This program was standing room only–-well, actually a number of people were sitting on the floor, but you get the idea, it was popular!

There are a number of vendor-supplied record sets of interest to law libraries, including: Making of Modern Law (MOML), LLMC-Digital, BNA, CALI, HeinOnline Legal Classics, HeinOnline World Trials, and LexisNexis/Westlaw Cassidy collections.

Yael Mandelstam got right down to the nitty-gritty and showed us how she analyzes batches of vendor-supplied bibliographic records before she loads them into Fordham’s catalog. The importance of the “before” part became evident when Yael described the situation with the original batch of MOML records. Many law libraries loaded them, only to discover that the bibliographic records for the electronic versions overlaid the records for the microfiche versions by mistake. Oops … there were a number of nodding heads in the room, which I took to mean some of those present had been burned in that manner. But never again, as Yael gave us valuable advice about how to keep that from happening.

Before getting down to specifics, Yael cautioned that “this technique is not meant to replace proper authority control, use of URL checkers, etc.” She makes use of two readily-available tools in her analysis: MarcEdit (a free editing utility available for download at http://oregonstate.edu/~reeset/marcedit/html/) and Microsoft Excel (spreadsheet software). She emphasized repeatedly how essential it is that you save a copy of your original file of records before you start rearranging it and that you save each iteration of a file.

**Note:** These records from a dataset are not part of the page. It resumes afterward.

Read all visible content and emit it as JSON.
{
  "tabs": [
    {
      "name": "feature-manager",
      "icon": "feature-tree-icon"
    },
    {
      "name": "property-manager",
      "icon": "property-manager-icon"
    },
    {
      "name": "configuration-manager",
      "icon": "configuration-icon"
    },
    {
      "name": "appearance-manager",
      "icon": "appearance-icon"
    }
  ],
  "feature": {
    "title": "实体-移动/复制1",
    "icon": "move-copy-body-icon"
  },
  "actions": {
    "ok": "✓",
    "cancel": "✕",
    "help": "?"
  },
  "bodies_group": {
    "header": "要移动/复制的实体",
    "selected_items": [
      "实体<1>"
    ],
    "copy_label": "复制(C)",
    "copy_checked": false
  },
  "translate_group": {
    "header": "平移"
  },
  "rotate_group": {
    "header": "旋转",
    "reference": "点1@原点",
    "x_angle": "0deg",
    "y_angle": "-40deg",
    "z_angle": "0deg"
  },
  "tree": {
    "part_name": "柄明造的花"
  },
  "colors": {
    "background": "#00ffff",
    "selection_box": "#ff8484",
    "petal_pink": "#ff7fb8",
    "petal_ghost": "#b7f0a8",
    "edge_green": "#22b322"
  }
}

The PowerPoint handout Yael prepared is excellent, so I am not going to spend time here on details you can more easily see there. It is available at: http://tsvbr.pbwiki.com/Batchload+Analysis

The approach to record set analysis was presented in three steps:
* step 1: Examine several individual records
* step 2: Count fields in file
* step 3: View isolated fields

The first step is important and should almost go without saying. Step 2 is a quick way to verify the number of occurrences of certain fields. For example, if you have 100 records in your batch, there must be 100 each of required fields, such as the 245 (title) and 856 (URL). If there are less, that is a big red flag! The “What’s wrong with this picture?” examples on the slides are very revealing.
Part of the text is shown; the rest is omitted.